On the formatting side, Gemini can apply conditional formatting rules based on values or text, such as highlighting high-priority orders in light red. It can also set number formats for things like currency or dates, convert a range into a structured table, and freeze rows or columns, so headers remain visible while you scroll through large datasets.
For data entry and manipulation, Gemini can add checkboxes, convert cells into dropdown lists, run find-and-replace operations across an entire sheet, and write formulas using the correct cell references. That last one is particularly useful when you’re building a lot of formulas in a large dataset. Also, instead of clicking through tabs for something like replacing every instance of “Office Supplies” with “Stationery” across your sheet, you can just write a simple instruction.
Gemini also helps with structure and organization. It can insert or delete rows and columns, sort data by any column in ascending or descending order, and generate pivot tables that summarize large datasets by the category you choose.
When it comes to analysis, Gemini can summarize what’s in a spreadsheet, identify trends in the data, and create charts to visualize those insights.

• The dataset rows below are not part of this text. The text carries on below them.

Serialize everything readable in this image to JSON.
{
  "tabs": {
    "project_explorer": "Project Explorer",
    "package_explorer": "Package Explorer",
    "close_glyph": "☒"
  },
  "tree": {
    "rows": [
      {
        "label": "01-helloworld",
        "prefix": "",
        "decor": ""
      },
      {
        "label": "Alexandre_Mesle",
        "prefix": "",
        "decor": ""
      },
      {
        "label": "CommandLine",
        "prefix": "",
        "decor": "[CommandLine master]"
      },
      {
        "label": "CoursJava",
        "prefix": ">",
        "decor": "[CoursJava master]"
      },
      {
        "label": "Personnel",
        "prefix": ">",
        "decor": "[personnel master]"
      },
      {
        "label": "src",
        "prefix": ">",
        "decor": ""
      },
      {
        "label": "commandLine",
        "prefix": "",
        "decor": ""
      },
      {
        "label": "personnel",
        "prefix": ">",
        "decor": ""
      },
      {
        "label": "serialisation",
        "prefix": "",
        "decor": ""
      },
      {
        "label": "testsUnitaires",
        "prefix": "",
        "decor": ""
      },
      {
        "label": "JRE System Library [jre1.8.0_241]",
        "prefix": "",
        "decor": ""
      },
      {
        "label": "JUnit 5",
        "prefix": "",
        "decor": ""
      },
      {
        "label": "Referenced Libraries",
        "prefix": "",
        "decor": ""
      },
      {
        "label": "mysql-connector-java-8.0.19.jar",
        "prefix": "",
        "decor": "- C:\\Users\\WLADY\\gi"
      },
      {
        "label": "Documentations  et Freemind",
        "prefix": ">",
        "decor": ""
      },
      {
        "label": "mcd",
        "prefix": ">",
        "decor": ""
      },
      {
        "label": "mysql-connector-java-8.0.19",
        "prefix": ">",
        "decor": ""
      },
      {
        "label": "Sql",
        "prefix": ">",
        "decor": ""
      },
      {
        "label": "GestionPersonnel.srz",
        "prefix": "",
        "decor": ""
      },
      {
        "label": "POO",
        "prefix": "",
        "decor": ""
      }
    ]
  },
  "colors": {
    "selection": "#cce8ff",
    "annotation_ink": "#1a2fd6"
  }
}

Depending on the dataset, that might mean a line chart showing performance over time, an expense breakdown, or another chart that best represents the patterns in your data.
Think bigger with your prompts
The biggest barrier to getting value out of Gemini in Sheets is the instinct to keep your prompts cautious and bite-sized. That habit made sense before, when the tool struggled with complex instructions. Now, it’s worth unlearning that approach.
Instead of asking Gemini to complete one small task at a time, describe what you want the final result to look like and outline the steps in order. As long as you’re clear about the range or table and the sequence of operations, Gemini usually produces a clean result. And if something doesn’t come out quite right, the Undo button is always there.